We are running the Free Hypervisor on hosts using DAS only (Crazy, but I didn't get a say in this). Specifically we are running Dell R510 servers with (12) 300GB SAS drives. We have been running various tests to try to determine what would be the best disk setup / configuration to use in an attempt to maximize the performance of our DAS. RAID 10 is a requirement, so based on that here is some interesting performance data that we acquired through various tests using Bonnie++.
1. Disk Layout - our options were: (1) 12 disk RAID10, (2) 6 disk RAID 10, (3) 4 disk RAID 10. the 12 disk setup loses this battle on nearly every metric. The 6 disk and 4 disk perform similarly although for our purposes we chose to go with the 6 disk setup to give us more platters. If I remember right reads were better on the 6 disk and writes were slightly better on the 4 disk. Anyway, the biggest difference was see when using 12 disks... that sucks compared to the other two setups.
WINNER; (2)6 disk RAID 1 arrays.
2. Aligned versus misaligned - We will be taking many VMs out of an old ESXi3.5 / SAN storage environment and move them to DAS, most if not all of the VMs are misaligned. I'm not even going to attempt to align their C drives, but would it be worth my time to align the D and E drives of these machines? There is defiantly a benefit to aligned VMs, however not enough to merit fixing all of the old ones (700). We have very few VM that are DB servers, but I suspect we will try to align those. The results we got back from various tests with bonnie+ were all over the place. Sometimes the results even showed a disadvantage which makes no sense and can only be explained as falling into some unmeasured and unknown margin of error. At no point did we see the alleged 40% performance increase... typical numbers were closer to 5%-10%.
WINNER: Aligned, but only worth the effort on DB servers or as we create new VMs.
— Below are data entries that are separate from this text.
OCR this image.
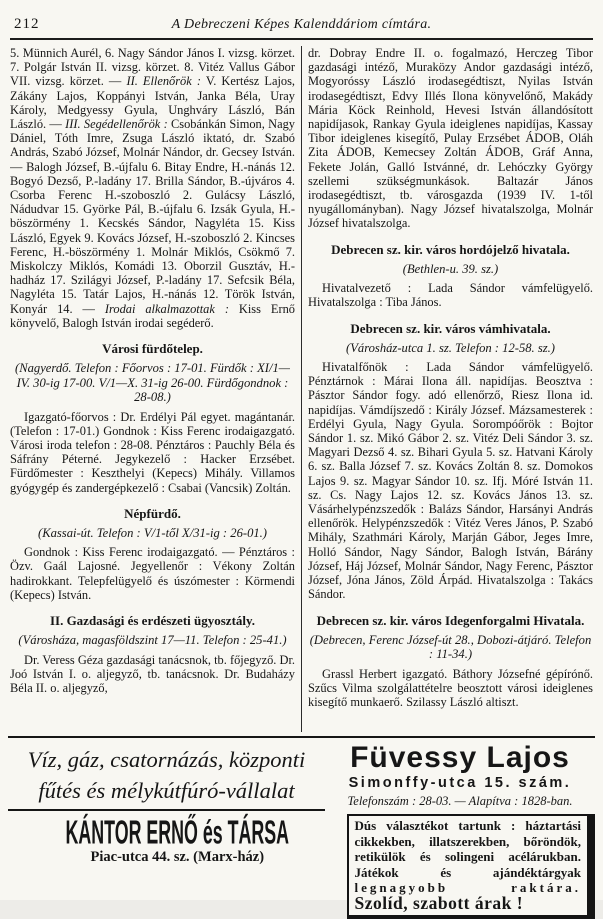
212	A Debreczeni Képes Kalenddáriom címtára.

5. Münnich Aurél, 6. Nagy Sándor János I. vizsg. körzet. 7. Polgár István II. vizsg. körzet. 8. Vitéz Vallus Gábor VII. vizsg. körzet. — II. Ellenőrök : V. Kertész Lajos, Zákány Lajos, Koppányi István, Janka Béla, Uray Károly, Medgyessy Gyula, Unghváry László, Bán László. — III. Segédellenőrök : Csobánkán Simon, Nagy Dániel, Tóth Imre, Zsuga László iktató, dr. Szabó András, Szabó József, Molnár Nándor, dr. Gecsey István. — Balogh József, B.-újfalu 6. Bitay Endre, H.-nánás 12. Bogyó Dezső, P.-ladány 17. Brilla Sándor, B.-újváros 4. Csorba Ferenc H.-szoboszló 2. Gulácsy László, Nádudvar 15. Györke Pál, B.-újfalu 6. Izsák Gyula, H.-böszörmény 1. Kecskés Sándor, Nagyléta 15. Kiss László, Egyek 9. Kovács József, H.-szoboszló 2. Kincses Ferenc, H.-böszörmény 1. Molnár Miklós, Csökmő 7. Miskolczy Miklós, Komádi 13. Oborzil Gusztáv, H.-hadház 17. Szilágyi József, P.-ladány 17. Sefcsik Béla, Nagyléta 15. Tatár Lajos, H.-nánás 12. Török István, Konyár 14. — Irodai alkalmazottak : Kiss Ernő könyvelő, Balogh István irodai segéderő.

Városi fürdőtelep.

(Nagyerdő. Telefon : Főorvos : 17-01. Fürdők : XI/1—IV. 30-ig 17-00. V/1—X. 31-ig 26-00. Fürdőgondnok : 28-08.)

Igazgató-főorvos : Dr. Erdélyi Pál egyet. magántanár. (Telefon : 17-01.) Gondnok : Kiss Ferenc irodaigazgató. Városi iroda telefon : 28-08. Pénztáros : Pauchly Béla és Sáfrány Péterné. Jegykezelő : Hacker Erzsébet. Fürdőmester : Keszthelyi (Kepecs) Mihály. Villamos gyógygép és zandergépkezelő : Csabai (Vancsik) Zoltán.

Népfürdő.

(Kassai-út. Telefon : V/1-től X/31-ig : 26-01.)

Gondnok : Kiss Ferenc irodaigazgató. — Pénztáros : Özv. Gaál Lajosné. Jegyellenőr : Vékony Zoltán hadirokkant. Telepfelügyelő és úszómester : Körmendi (Kepecs) István.

II. Gazdasági és erdészeti ügyosztály.

(Városháza, magasföldszint 17—11. Telefon : 25-41.)

Dr. Veress Géza gazdasági tanácsnok, tb. főjegyző. Dr. Joó István I. o. aljegyző, tb. tanácsnok. Dr. Budaházy Béla II. o. aljegyző,

dr. Dobray Endre II. o. fogalmazó, Herczeg Tibor gazdasági intéző, Muraközy Andor gazdasági intéző, Mogyoróssy László irodasegédtiszt, Nyilas István irodasegédtiszt, Edvy Illés Ilona könyvelőnő, Makády Mária Köck Reinhold, Hevesi István állandósított napidíjasok, Rankay Gyula ideiglenes napidíjas, Kassay Tibor ideiglenes kisegítő, Pulay Erzsébet ÁDOB, Oláh Zita ÁDOB, Kemecsey Zoltán ÁDOB, Gráf Anna, Fekete Jolán, Galló Istvánné, dr. Lehóczky György szellemi szükségmunkások. Baltazár János irodasegédtiszt, tb. városgazda (1939 IV. 1-től nyugállományban). Nagy József hivatalszolga, Molnár József hivatalszolga.

Debrecen sz. kir. város hordójelző hivatala.

(Bethlen-u. 39. sz.)

Hivatalvezető : Lada Sándor vámfelügyelő. Hivatalszolga : Tiba János.

Debrecen sz. kir. város vámhivatala.

(Városház-utca 1. sz. Telefon : 12-58. sz.)

Hivatalfőnök : Lada Sándor vámfelügyelő. Pénztárnok : Márai Ilona áll. napidíjas. Beosztva : Pásztor Sándor fogy. adó ellenőrző, Riesz Ilona id. napidíjas. Vámdíjszedő : Király József. Mázsamesterek : Erdélyi Gyula, Nagy Gyula. Sorompóőrök : Bojtor Sándor 1. sz. Mikó Gábor 2. sz. Vitéz Deli Sándor 3. sz. Magyari Dezső 4. sz. Bihari Gyula 5. sz. Hatvani Károly 6. sz. Balla József 7. sz. Kovács Zoltán 8. sz. Domokos Lajos 9. sz. Magyar Sándor 10. sz. Ifj. Móré István 11. sz. Cs. Nagy Lajos 12. sz. Kovács János 13. sz. Vásárhelypénzszedők : Balázs Sándor, Harsányi András ellenőrök. Helypénzszedők : Vitéz Veres János, P. Szabó Mihály, Szathmári Károly, Marján Gábor, Jeges Imre, Holló Sándor, Nagy Sándor, Balogh István, Bárány József, Háj József, Molnár Sándor, Nagy Ferenc, Pásztor József, Jóna János, Zöld Árpád. Hivatalszolga : Takács Sándor.

Debrecen sz. kir. város Idegenforgalmi Hivatala.

(Debrecen, Ferenc József-út 28., Dobozi-átjáró. Telefon : 11-34.)

Grassl Herbert igazgató. Báthory Józsefné gépírónő. Szűcs Vilma szolgálattételre beosztott városi ideiglenes kisegítő munkaerő. Szilassy László altiszt.

Víz, gáz, csatornázás, központi
fűtés és mélykútfúró-vállalat
Füvessy Lajos
Simonffy-utca 15. szám.
Telefonszám : 28-03. — Alapítva : 1828-ban.
KÁNTOR ERNŐ és TÁRSA
Piac-utca 44. sz. (Marx-ház)
Dús választékot tartunk : háztartási cikkekben, illatszerekben, bőröndök, retikülök és solingeni acélárukban. Játékok és ajándéktárgyak legnagyobb raktára. Szolíd, szabott árak !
3. RAID array stripe unit size - This is how much data is written to one disk before having to jump to the next disk within a single stripe. evidently performance in general follows some sort of bell curve. We used the default 64k of our H700 RAID controller as the control and found that setting this to 256k gave us the best overall performance gains.One would think 1024k would be best but that was not the case. Ok, so here are some raw percentages we pulled out of our tests using bonnie+, here we are looking at the advantage of going with 256K stripe units:
With large files (256MB) we see:
56% improvement in Seq Block Writes
26% improvement in Seq Rewrites
6% improvement in Seq Block Reads
22% improvement in Random Seeks per Sec
And for many small files (1KB) we see:
22% improvement in Seq Creates
75% improvement in Seq Reads!!!!!
23% improvement in Seq Deletes
19% improvement in Random Creates
68% improvement in Random Reads!!!!!!
32% improvement in Random Deletes
WINNER: 256k Stripe Unit size
4. VMFS block size - Regardless of what block size you choose (1MB, 2MB, 4MB, or 8MB) the Hypervisor is going to break it down into 64KB sub blocks. One would assume that 1MB should out perform 8MB... but this was not the case. In general with all of the sequential stuff 8MB outperforms 1MB by about 20% for large files (256MB) and performs just a tiny bit better on small files (even on random access). We have one or two VMs that have rather large disks and so a while back to eliminate issues we just blindly set everything to 8MB. Now we were second guessing that decision, but it seems we are just fine sticking with 8MB. Will we ever have a VM with 2TB disks... NO, but if we have to even touch this setting, we might as well max it out.
WINNER: 8MB simply because that is the road we have already started down, and it comes at no performance cost.
These are my findings, has anyone else tested this stuff? Did you see a huge benefit to using 256k stripe units? I was testing with aligned linux systems running bonnie++, has anyone done similar testing with Windows VMs running sqlio.exe or anything like that?
Thanks for taking the time to post this info. I am sure it will be helpful to a lot of people.
I did a bunch of performance testing some months ago, but I was really only testing RAID5 vs RAID10 and didn't explore performance with different sizes of RAID10 arrays. There certainly was improvement with RAID10 compared with RAID5. In my environment we have decided to go with RAID5 for most LUNs though, so as to maximise storage capacity, but we will use RAID10 for running SQL Server databases.
Regarding your comments on partition alignment ... I've only ever done this with a physical server ... but if you have Server 2003 or earlier I think it is well worth the time investment to get the disks aligned, as you will probably see a decent performance boost. In my case we had a SQL server with 50GB database (incl. one table of roughly 40M rows) where the DBs were on a separate RAID5 😧 drive. After partition alignment was done we saw a 14% improvement in raw disk performance (measured with HDTune). We also took the opportunity to format the 😧 drive with 64KB cluster size. When we tested some reports (SQL Reporting Services) we found up to a 40% improvement in performance, which was huge.
these are interesting findings. Can you please tell what controller do you use? H200 / H700 ?
So far all of our systems had used the H700 controller.